Lawmakers voice support for strikes

Lawmakers from both parties offered broad support for President Obama’s decision to authorize airstrikes against extremist Sunni fighters in Iraq and deliver humanitarian supplies to refugees.
“The president’s decision to use force in Iraq was appropriate given the circumstances,” said House Armed Services Committee Chairman Buck McKeon (R-Calif.) in a statement Friday.
{mosads}McKeon said his “thoughts and prayers are with U.S. forces in harm’s way, as they do a difficult and dangerous mission.”
The top Democrat on the Armed Services Committee, Rep. Adam Smith (Wash.) had cautioned against relying on a military solution, but also expressed strong support for the president’s action.
“The Iraqi people face a significant threat in [the Islamic State in Iraq and Syria] and I support the administration’s decision to provide assistance to protect innocent civilians,” he said Thursday. “I applaud the administration for taking this opportunity.”

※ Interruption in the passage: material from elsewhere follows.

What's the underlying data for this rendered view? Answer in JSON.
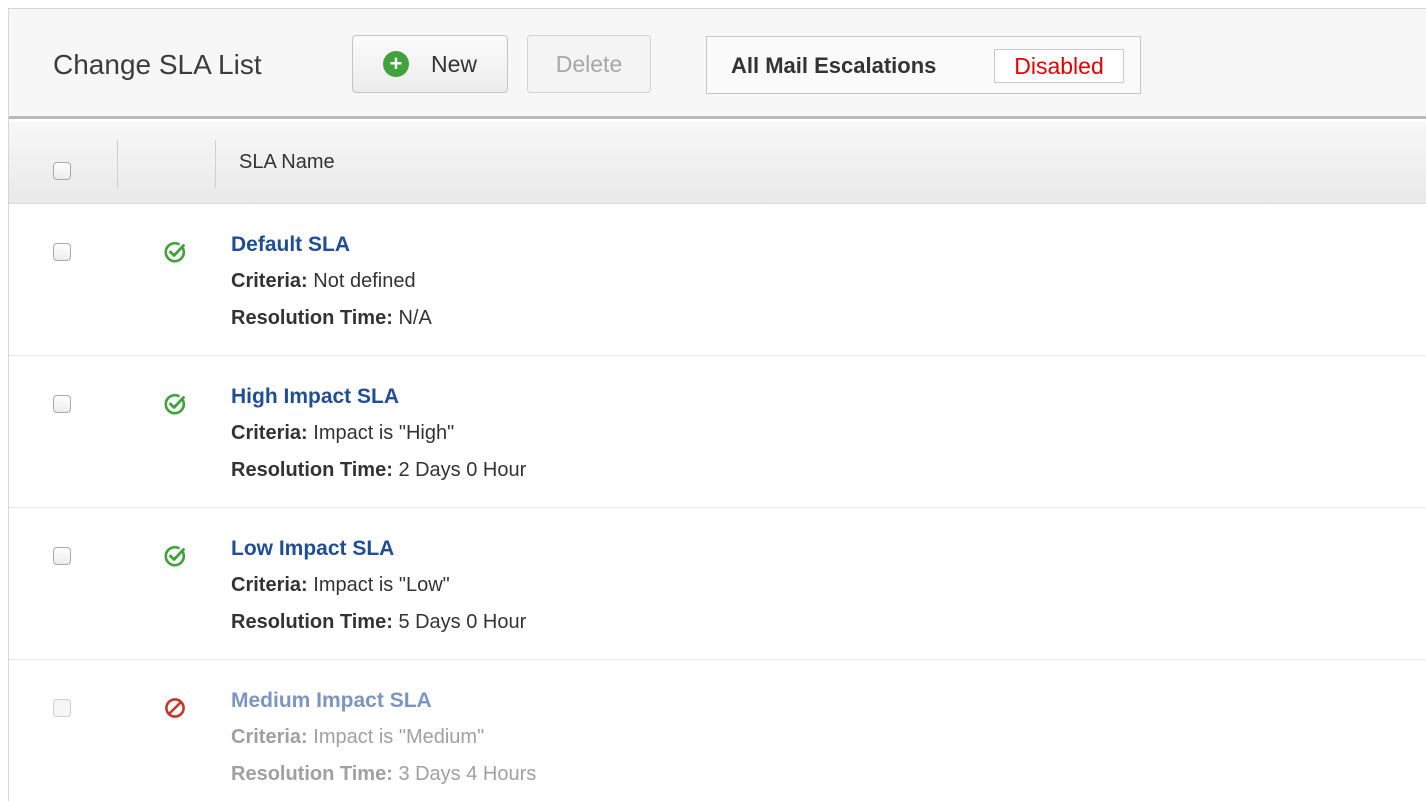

The airstrikes and humanitarian aid come as ISIS, an al Qaeda offshoot, continued to make gains in Iraq. Obama stressed Thursday that he was not returning combat troops to Iraq.
Two weeks ago, the House voted 370-40 to require the president to seek congressional approval for any sustained presence of U.S. troops in Iraq.
Obama, though, faced pressure to act after ISIS fighters came close to seizing a dam in Mosul that controlled electricity and water for northern Iraq. The group’s offensive has driven tens of thousands of Iraqis belonging to a religious minority, the Yazidis, fleeing to Mount Sinjar in the region, where they were without food or water.
Senate Armed Services Committee Chairman Carl Levin (D-Mich.) also backed the president.
“I support the actions President Obama announced tonight. There are a number of justifications for these actions, but the reasons he cited are surely sufficient,” he said in a statement.
Ohio Republican Sen. Rob Portman said he was “pleased” with the humanitarian relief mission and targeted airstrikes.
Although Congress is in recess, administration officials said they were able to reach “a good number of members and leaders of Congress” Thursday before publicly announcing the president’s decision.
Lawmakers, though, remained divided over whether the U.S. should expand those airstrikes or provide more military assistance to Baghdad.
Some lawmakers called for Obama to target ISIS all over Iraq, not just in the country’s north and in Erbil, the site of a U.S. military joint operations center.
Senior administration officials on a background conference call with reporters late Thursday, though, said the president’s decision “was not an authorization of a broad-based counterterrorism campaign against [ISIS].”
“It had two very narrow and specific objectives: One, the protection of U.S. personnel and facilities; and two, alleviating the huge humanitarian crisis faced by the Yazidi people,” one official said.
Both the airstrikes and the humanitarian missions are open-ended, and it is not clear when they will end.
Rep. Tulsi Gabbard (D-Hawaii) called for the U.S. response to ISIS to be “overwhelming,” and a “direct blow,” according to CNN.
Republican lawmakers said the airstrikes alone would not be enough to defeat ISIS and urged President Obama to re-think his policies in the Middle East.
Sens. John McCain (R-Ariz.) and Lindsey Graham (R-S.C.), who have been vocal advocates of striking ISIS fighters throughout Iraq and Syria, called for a “comprehensive strategy to degrade ISIS.”
“This should include the provision of military and other assistance to our Kurdish, Iraqi, and Syrian partners who are fighting ISIS,” they said in a joint statement.
“It should include U.S. air strikes against ISIS leaders, forces, and positions both in Iraq and Syria. It should include support to Sunni Iraqis who seek to resist ISIS,” they continued.
McCain and Graham said that additional military support should not be contingent on Iraqi leaders forming a new unity government.
“If ever there were a time to re-evaluate our disastrous policy in the Middle East, this is it,” they warned.
House Homeland Security Committee Chairman Michael McCaul (R-Texas) also said the “targeted military strikes should be expanded to wherever these terrorists are training and fighting.”
Some Democrats, though, warned against expanding U.S. involvement.
“Getting involved in airstrikes moves us a dangerous step closer to direct involvement in Iraq’s sectarian civil war, an entanglement we must avoid,” said Rep. Colleen Hanabusa (D-Hawaii).
“We cannot allow a humanitarian crisis to draw us into a war that would again cost the Iraqi people far too much in destruction and lives lost,” she said.